The health minister is cautious about the government’s next steps. “The Alliance’s report has been very helpful,” she says. “We are in the process of developing options. Two other ministers are involved and we also need to take this through Cabinet.

“Ontario is much larger and more complex (than other provinces). The range of services is more developed. We also have a mess in jurisdictions between municipalities and the province. And in Ontario there isn’t a concensus that this is the way to go. 

“We have been doing a lot of rationalization and streamlining for longer than other provinces. Most thinking people looking at the situation agree that doing nothing would hurt the system. It is not sustainable at present. You hear a lot of things about user fees. That would be the slippery slope for medicare. That would make people think they could buy better services.”

Ironically, user fees were recently endorsed by the Canadian Medical Association, suggesting the minister will have a fight on her hands with angry doctors. 

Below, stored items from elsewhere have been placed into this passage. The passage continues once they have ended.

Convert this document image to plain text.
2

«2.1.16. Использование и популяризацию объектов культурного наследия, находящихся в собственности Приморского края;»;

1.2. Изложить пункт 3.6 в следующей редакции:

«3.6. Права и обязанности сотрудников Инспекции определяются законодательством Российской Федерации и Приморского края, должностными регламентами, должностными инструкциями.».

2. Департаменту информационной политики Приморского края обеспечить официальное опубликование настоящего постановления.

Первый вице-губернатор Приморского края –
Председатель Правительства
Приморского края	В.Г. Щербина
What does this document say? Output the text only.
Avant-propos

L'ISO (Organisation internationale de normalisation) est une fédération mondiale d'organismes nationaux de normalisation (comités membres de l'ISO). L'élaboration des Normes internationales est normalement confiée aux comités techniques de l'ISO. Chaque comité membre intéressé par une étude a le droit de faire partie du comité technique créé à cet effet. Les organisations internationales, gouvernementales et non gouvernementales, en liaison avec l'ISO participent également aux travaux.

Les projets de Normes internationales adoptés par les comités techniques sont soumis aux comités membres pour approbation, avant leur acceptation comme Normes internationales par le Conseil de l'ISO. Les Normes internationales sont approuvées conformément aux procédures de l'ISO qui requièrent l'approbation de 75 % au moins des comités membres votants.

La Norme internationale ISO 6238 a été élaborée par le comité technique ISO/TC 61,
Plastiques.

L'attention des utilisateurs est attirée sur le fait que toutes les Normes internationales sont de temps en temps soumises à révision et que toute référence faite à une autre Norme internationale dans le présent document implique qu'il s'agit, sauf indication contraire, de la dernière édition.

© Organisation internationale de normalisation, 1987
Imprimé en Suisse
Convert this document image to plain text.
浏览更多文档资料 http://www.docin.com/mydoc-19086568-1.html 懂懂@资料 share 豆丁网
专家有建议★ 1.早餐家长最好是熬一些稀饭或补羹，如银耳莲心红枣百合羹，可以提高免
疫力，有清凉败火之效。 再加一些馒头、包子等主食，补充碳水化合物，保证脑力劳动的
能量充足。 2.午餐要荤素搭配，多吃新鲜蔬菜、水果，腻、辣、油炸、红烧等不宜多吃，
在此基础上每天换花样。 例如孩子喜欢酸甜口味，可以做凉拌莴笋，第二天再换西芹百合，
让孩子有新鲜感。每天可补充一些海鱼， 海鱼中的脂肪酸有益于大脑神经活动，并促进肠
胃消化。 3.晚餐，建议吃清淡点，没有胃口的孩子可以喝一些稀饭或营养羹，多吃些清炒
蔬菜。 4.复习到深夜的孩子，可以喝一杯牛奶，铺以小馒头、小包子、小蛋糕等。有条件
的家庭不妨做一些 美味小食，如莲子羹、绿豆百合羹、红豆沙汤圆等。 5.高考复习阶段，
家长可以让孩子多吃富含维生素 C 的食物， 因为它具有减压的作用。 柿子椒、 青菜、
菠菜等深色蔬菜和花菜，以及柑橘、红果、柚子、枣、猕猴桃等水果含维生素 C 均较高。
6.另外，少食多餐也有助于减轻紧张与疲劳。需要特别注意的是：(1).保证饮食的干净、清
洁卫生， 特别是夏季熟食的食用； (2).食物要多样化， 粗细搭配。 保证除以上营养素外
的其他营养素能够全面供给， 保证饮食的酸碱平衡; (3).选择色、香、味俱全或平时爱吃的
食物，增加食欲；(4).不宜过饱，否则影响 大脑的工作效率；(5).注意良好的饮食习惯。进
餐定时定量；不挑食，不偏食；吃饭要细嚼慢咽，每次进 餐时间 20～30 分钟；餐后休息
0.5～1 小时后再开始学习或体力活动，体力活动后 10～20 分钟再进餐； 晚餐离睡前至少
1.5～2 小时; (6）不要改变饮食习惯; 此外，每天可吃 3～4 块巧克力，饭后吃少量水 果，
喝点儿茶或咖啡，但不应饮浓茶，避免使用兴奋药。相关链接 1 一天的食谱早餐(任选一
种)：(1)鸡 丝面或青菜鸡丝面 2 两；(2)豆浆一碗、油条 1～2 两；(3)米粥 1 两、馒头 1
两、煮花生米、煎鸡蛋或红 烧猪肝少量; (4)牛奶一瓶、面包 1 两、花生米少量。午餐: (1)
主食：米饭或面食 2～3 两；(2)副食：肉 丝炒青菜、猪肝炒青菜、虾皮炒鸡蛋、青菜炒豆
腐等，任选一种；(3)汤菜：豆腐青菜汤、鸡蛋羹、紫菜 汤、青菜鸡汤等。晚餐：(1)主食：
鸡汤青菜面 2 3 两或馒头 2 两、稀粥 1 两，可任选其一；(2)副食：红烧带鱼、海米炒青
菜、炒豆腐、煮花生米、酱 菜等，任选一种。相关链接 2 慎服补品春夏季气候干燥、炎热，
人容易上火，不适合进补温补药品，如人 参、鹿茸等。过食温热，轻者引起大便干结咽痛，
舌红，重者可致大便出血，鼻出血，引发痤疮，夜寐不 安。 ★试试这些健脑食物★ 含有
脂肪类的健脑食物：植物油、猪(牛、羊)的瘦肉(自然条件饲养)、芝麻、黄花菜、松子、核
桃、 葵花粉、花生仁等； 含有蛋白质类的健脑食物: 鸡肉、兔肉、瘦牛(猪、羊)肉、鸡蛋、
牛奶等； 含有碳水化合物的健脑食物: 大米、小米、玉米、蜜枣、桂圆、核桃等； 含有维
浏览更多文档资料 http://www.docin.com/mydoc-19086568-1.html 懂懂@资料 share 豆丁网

Amidst all the confusion, Dr. Perry Kendall was appointed on Aug. 24 as the provincial government’s special advisor on long-term care and population health. This veteran of both the City of Toronto as Medical Officer of Health – and the groundbreaking Victoria Health Project in British Columbia (often seen as the model for community services to seniors) seems well qualified. “One problem in the past has been the creation of smaller and smaller organizations every time somebody felt the system was not responsive to their needs,” he says. “This created organizational chaos. The challenge  now is to get all the organizations back together to share their expertise.”

Lankin says she hopes to have a conference on the reforms in the fall.